Sans revenir sur le nombre et la variété des oiseaux qui s’ébattent joyeusement sur le rivage, sauf à fournir plus tard un appoint appréciable à l’industrie plumassière, nous passons à une double question d’une importance considérable pour l’avenir des Kerguelen, celle des pêcheries et de la chasse aux phoques.


Rhodes, nous l’avons vu, a vanté les ressources que, déjà à son époque, les baleiniers tiraient d’une campagne de pêche dans ces mers ; mais ceux-ci, peu soucieux de se susciter des concurrens, sont restés silencieux, pour la plupart, sur leurs propres constatations.

M. René Bossière a, cependant, réussi à grouper sur ce point, les renseignemens épars[1]. Il résulte de ses recherches que, depuis leur découverte jusqu’à 1800, nos îles auraient fourni un million de peaux de phoques à fourrures. Longtemps elles furent expédiées sur le marché chinois. Cette chasse se poursuivit au cours du XIXe siècle, mais il y eut surexploitation. Deux goélettes américaines, rencontrées à Kerguelen par le Challenger en 1894, avaient pris en un jour 70 de ces amphibies dont la fourrure (seal skin), appelée improprement loutre dans le commerce, se vend à des prix rémunérateurs[2]. « J’ai beaucoup étudié la question pendant mon séjour dans l’Amérique du Sud, écrit M. René Bossière, et je crois pouvoir affirmer ceci : que le phoque commun (à huile) séjourne dans les baies abritées, et qu’au contraire le phoque à fourrure vit en « rockeries » (en familles) toujours sur les weather beaches, les plus exposées au mauvais temps.

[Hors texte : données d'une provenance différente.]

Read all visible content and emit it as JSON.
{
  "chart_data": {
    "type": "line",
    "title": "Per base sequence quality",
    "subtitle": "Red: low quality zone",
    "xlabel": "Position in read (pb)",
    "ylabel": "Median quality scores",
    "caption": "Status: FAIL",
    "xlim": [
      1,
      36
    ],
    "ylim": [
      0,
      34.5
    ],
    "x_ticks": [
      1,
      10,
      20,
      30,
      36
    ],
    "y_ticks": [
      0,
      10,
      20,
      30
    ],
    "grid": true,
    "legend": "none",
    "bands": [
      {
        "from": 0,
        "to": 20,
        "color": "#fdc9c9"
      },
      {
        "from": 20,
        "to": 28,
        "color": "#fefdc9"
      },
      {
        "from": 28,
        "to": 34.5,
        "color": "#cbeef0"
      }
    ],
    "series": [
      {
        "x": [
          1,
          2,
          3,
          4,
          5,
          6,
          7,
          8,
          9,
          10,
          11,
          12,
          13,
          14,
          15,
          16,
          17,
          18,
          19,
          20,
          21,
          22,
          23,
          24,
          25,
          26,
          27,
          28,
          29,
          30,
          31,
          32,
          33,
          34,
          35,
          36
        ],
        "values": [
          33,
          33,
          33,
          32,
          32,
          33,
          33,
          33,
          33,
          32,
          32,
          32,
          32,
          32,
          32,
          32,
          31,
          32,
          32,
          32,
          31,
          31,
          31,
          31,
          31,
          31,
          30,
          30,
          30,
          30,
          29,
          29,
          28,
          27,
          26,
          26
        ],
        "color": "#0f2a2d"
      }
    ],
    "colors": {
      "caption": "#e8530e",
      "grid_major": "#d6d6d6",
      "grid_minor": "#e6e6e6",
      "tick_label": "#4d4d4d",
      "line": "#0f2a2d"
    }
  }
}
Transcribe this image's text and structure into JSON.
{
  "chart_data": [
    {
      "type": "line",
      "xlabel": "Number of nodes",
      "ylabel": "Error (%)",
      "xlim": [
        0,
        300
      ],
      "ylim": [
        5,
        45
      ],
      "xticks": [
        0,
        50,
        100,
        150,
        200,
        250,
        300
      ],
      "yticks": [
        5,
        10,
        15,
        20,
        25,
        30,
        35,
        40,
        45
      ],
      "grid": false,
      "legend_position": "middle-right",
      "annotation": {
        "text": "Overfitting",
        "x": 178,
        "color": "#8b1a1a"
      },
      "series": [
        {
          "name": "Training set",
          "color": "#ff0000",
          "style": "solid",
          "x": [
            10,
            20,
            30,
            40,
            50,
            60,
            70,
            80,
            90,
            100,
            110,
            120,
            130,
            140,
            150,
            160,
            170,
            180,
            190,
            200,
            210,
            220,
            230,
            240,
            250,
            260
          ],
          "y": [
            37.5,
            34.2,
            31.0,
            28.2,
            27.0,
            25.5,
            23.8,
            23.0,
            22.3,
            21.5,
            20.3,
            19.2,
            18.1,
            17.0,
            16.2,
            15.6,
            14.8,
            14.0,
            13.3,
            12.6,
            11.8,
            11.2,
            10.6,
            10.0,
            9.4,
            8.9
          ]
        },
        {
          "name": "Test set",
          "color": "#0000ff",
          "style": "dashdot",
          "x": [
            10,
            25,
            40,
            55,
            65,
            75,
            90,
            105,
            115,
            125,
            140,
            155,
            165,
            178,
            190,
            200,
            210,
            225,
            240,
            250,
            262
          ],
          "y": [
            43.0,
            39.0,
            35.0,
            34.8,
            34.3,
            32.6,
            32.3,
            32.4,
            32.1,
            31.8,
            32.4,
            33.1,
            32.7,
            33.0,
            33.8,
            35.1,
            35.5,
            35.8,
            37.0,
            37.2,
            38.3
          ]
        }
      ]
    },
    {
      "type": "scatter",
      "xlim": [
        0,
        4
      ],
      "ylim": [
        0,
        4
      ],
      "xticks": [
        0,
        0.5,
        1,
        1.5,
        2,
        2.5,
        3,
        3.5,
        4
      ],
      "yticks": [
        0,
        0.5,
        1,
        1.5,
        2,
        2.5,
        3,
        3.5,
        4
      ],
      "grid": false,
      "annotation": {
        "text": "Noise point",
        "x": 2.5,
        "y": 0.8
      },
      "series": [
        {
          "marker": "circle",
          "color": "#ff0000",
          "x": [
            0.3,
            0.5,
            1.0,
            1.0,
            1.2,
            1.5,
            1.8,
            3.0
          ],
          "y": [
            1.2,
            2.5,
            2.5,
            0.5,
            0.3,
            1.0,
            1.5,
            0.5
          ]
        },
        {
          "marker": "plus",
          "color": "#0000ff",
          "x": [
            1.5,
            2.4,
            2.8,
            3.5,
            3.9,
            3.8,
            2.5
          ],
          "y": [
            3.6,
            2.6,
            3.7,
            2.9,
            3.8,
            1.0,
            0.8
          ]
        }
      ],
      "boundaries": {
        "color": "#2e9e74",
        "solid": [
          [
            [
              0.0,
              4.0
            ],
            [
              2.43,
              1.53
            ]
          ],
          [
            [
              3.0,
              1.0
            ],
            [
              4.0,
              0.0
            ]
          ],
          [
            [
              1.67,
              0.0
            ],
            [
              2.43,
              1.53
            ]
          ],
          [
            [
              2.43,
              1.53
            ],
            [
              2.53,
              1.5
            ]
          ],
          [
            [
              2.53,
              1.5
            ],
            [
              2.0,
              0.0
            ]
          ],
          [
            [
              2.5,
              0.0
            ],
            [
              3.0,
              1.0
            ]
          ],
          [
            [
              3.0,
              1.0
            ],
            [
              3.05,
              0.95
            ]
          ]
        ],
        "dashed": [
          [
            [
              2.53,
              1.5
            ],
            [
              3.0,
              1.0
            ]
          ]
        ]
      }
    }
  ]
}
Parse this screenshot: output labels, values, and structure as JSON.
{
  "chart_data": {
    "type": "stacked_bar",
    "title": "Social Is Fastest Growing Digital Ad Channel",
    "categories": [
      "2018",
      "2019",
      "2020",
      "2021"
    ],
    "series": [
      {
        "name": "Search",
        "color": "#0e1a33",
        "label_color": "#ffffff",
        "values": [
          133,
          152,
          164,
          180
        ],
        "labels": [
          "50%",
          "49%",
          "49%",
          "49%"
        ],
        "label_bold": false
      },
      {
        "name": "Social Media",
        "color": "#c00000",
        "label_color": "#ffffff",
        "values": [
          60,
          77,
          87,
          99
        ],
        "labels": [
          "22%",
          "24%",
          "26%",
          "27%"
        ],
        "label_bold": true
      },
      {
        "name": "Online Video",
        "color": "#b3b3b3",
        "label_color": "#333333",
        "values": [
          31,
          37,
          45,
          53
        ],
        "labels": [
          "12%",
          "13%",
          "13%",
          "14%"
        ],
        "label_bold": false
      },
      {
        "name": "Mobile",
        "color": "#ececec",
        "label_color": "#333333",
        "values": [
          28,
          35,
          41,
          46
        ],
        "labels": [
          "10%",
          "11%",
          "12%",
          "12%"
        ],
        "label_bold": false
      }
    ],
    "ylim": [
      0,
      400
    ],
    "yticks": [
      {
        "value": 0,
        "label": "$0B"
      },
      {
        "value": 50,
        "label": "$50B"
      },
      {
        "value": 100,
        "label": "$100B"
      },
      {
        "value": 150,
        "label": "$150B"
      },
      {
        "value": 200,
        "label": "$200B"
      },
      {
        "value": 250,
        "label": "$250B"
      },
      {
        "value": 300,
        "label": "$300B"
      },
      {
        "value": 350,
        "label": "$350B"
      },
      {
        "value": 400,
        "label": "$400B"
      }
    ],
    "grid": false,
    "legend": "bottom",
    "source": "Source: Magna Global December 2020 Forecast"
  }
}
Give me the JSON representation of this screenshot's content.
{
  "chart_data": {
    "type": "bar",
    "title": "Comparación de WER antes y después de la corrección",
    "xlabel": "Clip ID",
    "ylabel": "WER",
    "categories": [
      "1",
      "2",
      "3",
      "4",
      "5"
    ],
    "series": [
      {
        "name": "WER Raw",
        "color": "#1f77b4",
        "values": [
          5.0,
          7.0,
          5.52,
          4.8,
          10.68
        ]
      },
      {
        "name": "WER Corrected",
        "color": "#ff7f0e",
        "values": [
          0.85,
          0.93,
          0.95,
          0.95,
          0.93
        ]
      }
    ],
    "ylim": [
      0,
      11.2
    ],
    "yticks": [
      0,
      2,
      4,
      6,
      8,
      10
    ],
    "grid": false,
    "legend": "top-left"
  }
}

Or nous savons que les goélettes américaines Francis-Allen et Roswell-King fréquentaient, de préférence, le Sud et l’Ouest de Kerguelen, c’est-à-dire les rivages les plus dangereux. C’est donc là un indice certain que ces navires

  1. Nouvelle notice sur les îles Kerguelen, p. 30- ; 52. Paris, Challamel, 1907.
  2. La peau salée du phoque à fourrure s’achetait, paraît-il, 75 francs aux pêcheurs sur les marchés de Norvège dans ces dernières années.